If you choose to initiate scans directly from the X5470, you have a few options. You can scan to a file, to an e-mail, or to your PC's clipboard. When scanning to a file, you can save the document as a JPEG, a bitmap, a TIFF, or a PDF, among other file types. You have more options if you initiate a scan through Lexmark's Imaging Studio utility. Here, you can change settings such as resolution and color depth, specify a particular area to be scanned, use the optical character recognition feature to scan a text document as an editable file, and scan into particular programs. Both Pixmas offer a similar set of features, minus the fax capability, of course.
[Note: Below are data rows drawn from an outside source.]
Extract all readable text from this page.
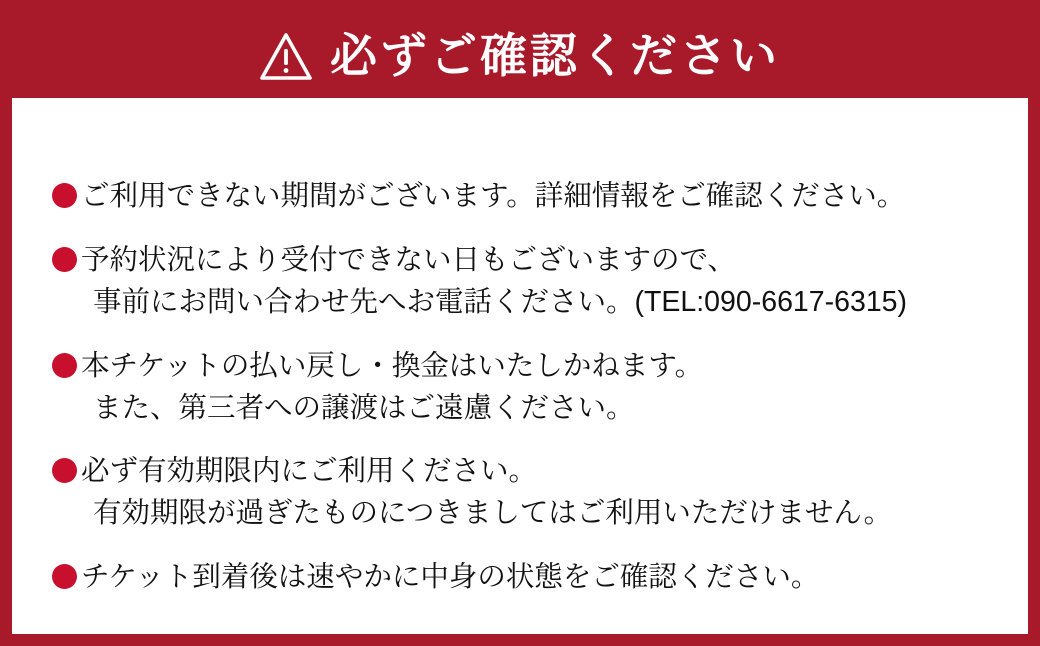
必ずご確認ください
ご利用できない期間がございます。詳細情報をご確認ください。
予約状況により受付できない日もございますので、
事前にお問い合わせ先へお電話ください。(TEL:090-6617-6315)
本チケットの払い戻し・換金はいたしかねます。
また、第三者への譲渡はご遠慮ください。
必ず有効期限内にご利用ください。
有効期限が過ぎたものにつきましてはご利用いただけません。
チケット到着後は速やかに中身の状態をご確認ください。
Finally, using the built-in PictBridge port and media card slots, you can transfer photos between different locations or just print photos, without touching your PC. The PictBridge USB port also accepts USB-based flash thumbdrives, so you can transfer photos from either a memory card or a flash drive to your PC or transfer from a memory card to a flash drive. Using the Photo Card menu, you can print a proof sheet of all the photos on a card, just the 20 most recent photos, or a subset of photos designated by date. The last two options are especially helpful because you can't preview photos on the screen as you can on the Brother MFC-440cn and the Canon Pixma MP460 printers. Once you've printed proof sheets, simply bubble in the photos you want to print and scan the sheet using the scanner. Only the photos you chose will be printed. If you want to print photos without first printing a proof sheet, you also have the option to print all the photos, just the last 20, or the images shot within a particular date range. Other options include photo effects such as red-eye reduction, automatic image enhancement, and color effects (sepia, antique gray, and so on); paper size; paper type; paper quality; and layout (one-up, two-up, and so forth).